As someone who was never really one of the “cool kids” growing up, I was always envious of those who fit in because their parents could afford to buy them the style to fit in. But for a while, I did try to fit the mold. From my best friends’ closets, I borrowed pink cowboy boots and Roper jeans so tight they should’ve been illegal. The point is this, though I tried to fit in with the real farm kids—am I the only one who feels it’s weird that they are the cool ones in this scenario—by dressing the part, but I could not. I was called out for being a city-dweller by a boy I really liked because he was certain the bottom my boots had never stepped into a manure-covered cow pen. I was a phony, and they could spot me a mile away. It didn’t matter that I dressed like them, I could not assimilate into their farming culture. I lacked the authenticity required to know the reasoning behind the style. In short, I hadn’t earned the right to wear those boots. When I look back at the memories of those kids sitting on the backs of their mud-covered trucks in their boots and Wranglers, I realize that they all looked the same. Their clothing choice was more about function rather than form, and there was no uniqueness to any of their styles. Their style fit the conservative nature and lifestyle of farmers and ranchers.
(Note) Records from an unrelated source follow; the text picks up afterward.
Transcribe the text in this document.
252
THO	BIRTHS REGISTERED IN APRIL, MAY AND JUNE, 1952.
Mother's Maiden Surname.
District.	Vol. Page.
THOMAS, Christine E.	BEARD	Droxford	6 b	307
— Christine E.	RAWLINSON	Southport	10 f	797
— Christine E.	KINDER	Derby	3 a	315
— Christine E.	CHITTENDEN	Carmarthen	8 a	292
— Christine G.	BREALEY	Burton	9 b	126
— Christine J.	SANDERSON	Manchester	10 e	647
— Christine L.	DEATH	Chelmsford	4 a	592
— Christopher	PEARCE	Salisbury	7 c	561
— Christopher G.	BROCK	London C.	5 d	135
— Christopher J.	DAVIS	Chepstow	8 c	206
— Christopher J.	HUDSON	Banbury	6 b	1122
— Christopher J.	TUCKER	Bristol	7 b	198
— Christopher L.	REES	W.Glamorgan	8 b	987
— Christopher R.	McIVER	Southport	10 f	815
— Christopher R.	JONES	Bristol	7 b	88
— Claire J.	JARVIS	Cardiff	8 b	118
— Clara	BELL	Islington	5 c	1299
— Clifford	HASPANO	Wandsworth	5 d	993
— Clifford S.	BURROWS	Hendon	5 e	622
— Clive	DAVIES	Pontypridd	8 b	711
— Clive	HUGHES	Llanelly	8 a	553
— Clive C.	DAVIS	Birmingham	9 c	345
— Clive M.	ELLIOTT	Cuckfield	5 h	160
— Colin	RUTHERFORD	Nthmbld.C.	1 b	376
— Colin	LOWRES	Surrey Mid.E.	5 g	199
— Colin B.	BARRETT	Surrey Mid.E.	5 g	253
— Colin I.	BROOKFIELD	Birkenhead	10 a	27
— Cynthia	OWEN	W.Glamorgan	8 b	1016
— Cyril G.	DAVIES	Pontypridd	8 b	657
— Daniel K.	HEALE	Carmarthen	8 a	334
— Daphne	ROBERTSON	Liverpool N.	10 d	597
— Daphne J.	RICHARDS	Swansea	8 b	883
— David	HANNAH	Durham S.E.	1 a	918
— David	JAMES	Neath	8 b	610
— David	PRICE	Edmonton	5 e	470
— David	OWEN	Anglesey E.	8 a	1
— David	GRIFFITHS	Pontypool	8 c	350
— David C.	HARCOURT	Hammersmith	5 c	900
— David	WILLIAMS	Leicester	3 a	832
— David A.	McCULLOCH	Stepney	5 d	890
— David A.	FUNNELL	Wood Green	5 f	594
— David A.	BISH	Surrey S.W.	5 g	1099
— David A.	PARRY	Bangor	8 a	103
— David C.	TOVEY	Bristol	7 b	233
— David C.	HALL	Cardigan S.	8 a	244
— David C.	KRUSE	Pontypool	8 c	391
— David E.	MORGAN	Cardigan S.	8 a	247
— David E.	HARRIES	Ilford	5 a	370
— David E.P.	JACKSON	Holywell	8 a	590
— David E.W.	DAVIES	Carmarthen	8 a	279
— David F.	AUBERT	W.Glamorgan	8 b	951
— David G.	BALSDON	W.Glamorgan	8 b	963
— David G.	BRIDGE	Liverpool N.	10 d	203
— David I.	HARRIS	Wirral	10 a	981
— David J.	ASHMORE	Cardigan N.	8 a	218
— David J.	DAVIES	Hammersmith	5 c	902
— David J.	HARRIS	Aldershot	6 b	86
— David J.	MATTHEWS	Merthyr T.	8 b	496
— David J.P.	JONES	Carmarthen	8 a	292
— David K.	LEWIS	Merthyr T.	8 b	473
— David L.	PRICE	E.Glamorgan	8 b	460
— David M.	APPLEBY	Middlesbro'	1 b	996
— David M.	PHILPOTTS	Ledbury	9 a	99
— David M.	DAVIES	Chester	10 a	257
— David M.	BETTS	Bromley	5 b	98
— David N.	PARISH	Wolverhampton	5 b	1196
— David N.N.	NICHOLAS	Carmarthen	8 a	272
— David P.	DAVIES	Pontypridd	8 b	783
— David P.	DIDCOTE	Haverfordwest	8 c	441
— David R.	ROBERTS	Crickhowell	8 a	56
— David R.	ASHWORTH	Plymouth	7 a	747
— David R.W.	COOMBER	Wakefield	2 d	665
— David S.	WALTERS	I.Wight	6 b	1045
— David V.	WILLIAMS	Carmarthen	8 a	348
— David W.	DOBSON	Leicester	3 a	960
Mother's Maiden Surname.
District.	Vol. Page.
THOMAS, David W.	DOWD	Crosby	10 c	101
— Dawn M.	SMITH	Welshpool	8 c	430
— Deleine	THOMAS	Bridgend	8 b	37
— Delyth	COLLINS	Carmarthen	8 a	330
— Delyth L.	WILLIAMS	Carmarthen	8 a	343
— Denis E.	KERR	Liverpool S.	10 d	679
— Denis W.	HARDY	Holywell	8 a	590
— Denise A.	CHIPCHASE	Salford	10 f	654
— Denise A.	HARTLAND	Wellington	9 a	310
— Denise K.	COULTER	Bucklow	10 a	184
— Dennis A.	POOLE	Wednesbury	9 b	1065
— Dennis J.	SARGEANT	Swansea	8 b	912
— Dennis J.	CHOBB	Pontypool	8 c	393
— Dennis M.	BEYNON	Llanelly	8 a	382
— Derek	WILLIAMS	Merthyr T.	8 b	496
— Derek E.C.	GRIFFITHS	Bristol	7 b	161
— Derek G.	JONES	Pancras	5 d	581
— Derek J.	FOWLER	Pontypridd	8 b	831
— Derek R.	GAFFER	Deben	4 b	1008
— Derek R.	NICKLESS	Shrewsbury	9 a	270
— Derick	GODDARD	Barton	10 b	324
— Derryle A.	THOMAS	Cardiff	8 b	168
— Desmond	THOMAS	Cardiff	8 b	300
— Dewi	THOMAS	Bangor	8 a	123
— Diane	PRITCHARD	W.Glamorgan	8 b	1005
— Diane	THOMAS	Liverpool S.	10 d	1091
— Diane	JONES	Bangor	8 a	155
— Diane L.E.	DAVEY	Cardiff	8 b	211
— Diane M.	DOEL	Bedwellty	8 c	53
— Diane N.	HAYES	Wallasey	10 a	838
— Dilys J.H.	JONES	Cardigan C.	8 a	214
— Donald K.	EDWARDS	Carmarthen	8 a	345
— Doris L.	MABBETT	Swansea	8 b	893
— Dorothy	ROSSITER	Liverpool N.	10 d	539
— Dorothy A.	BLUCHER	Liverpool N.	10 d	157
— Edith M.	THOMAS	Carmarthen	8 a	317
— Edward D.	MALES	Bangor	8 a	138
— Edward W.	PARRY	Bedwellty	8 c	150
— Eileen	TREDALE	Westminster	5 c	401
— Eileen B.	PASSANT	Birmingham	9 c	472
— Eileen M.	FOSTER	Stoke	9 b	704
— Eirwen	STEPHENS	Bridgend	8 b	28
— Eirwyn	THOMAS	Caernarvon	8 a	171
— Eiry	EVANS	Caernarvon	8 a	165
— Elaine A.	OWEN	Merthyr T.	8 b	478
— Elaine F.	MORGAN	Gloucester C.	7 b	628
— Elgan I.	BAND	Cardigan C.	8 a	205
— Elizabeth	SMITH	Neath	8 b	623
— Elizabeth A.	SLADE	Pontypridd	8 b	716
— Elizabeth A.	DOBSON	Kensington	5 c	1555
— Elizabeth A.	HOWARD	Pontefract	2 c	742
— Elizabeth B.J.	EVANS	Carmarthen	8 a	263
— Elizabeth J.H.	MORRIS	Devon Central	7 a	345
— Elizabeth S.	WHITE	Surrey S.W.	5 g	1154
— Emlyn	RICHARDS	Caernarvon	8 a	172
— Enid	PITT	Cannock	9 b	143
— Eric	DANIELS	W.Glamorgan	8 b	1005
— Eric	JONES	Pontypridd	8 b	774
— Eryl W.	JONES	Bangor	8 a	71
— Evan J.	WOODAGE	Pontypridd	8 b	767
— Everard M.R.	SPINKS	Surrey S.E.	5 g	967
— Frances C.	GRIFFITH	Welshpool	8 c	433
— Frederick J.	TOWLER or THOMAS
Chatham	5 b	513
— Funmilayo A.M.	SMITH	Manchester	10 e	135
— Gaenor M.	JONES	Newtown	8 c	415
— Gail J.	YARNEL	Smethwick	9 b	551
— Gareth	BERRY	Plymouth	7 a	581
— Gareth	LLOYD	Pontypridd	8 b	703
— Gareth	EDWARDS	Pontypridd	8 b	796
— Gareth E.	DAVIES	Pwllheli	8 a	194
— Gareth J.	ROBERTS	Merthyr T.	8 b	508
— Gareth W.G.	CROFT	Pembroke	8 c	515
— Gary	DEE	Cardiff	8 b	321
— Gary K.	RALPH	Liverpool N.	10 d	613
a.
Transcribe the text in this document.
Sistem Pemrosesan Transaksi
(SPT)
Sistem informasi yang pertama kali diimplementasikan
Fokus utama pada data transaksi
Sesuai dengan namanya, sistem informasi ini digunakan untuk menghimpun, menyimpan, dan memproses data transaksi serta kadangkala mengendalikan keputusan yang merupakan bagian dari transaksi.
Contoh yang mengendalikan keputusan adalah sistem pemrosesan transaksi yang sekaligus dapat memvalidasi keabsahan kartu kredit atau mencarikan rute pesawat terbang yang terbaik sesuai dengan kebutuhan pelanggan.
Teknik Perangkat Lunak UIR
Because of that experience, I recognized that I didn’t need to fit a particular style to be me. Though late 90s-rural-cowboy-chic is still all the rage in my small hometown, and I still do not fit in despite the fact that my boots definitely have seen manure since high school. I’ve accepted the fact that I simply cannot embrace that authentic look because I am able to blend into other groups, and I’m okay with that. I’m a student, a teacher, a wife, a crazy cat lady, a cowgirl, a basic girl, a foul-mouthed conservative, a total walking contradiction—and so many other identities. I cannot limit myself to dressing for one identity.



Today, it feels more that the clothes do not necessarily define who you are, but more who you are not. Clothes are a new way of code-switching based on one’s senses of style. Many people do not define themselves, their political leanings, or their social awareness by their wardrobe; however, in not defining themselves through clothing choice, choosing instead to stay on the outskirts of multiple choices, they can disguise themselves. I think that’s why we had so much trouble during our class discussion while trying to come up with new groups who are identified purely by their styles. People are too busy anymore to define themselves by one aspect. People no longer base their identities on one aspect, but they rather embrace a multitude of aspects that create each individual’s uniqueness. Though some people may sometimes joke about each person being a unique snowflake who deserves special treatment, isn’t that what we all angle for? We all want to be seen as the unique blend of bit and pieces that we are.

Hebdige claims subculture comes from “the construction of a style, in a gesture of defiance or contempt, in a smile or a sneer. It signals a Refusal” (3). This line resonated with me because of my previous experience dabbling with my own attempts to define myself with a particular fashion style. Though the style in the big metropolis of my rural hometown may not be so much in defiance of anything and more to do with functionality, the reluctance to change over multiple generations is also a refusal. However, along with the Hebdige’s signal of refusal comes the acceptance that “there’s a time and place for everything” (95). In his explanation of this idea, Hebdige tells us that in relenting to changing one’s fashion choices for situations, we are commodifying our style and ideals.

Unfortunately, or possibly thankfully, many of the fashion choices many of us have made in our youth haven’t followed us permanently into adulthood. We reach that time when we recognize that perhaps our style many not be the most effective way to communicate. To be accepted into mainstream society—and let’s face it, that is where we find the jobs—we must recognize Hebdige’s time and place to put away our style and adopt an entirely new style or discover new ways to incorporate the old with the new. It seems as though today we all have to eventually put aside the notion of form before function for the sake of maintaining a job—or adulting, as the kids say these days.

Though I still wear my own boots once in a while when I go home, I no longer do it to fit in with any crowd, but I might do it because I want to remember that part of me who did. The part of me who grew out of that desperate need to fit in to that crowd, I eventually grew into the person with many identities and many sets of shoes that I’m pretty comfortable with today—I guess you could say I found the shoes I was willing to step into the manure with. But I certainly don’t take note of anyone’s commentary about not having sh*t on my cowboy boots. They’re way too expensive.


Hebdige, Dick. Subculture: The Meaning of Style. TJ International Ltd., 1979.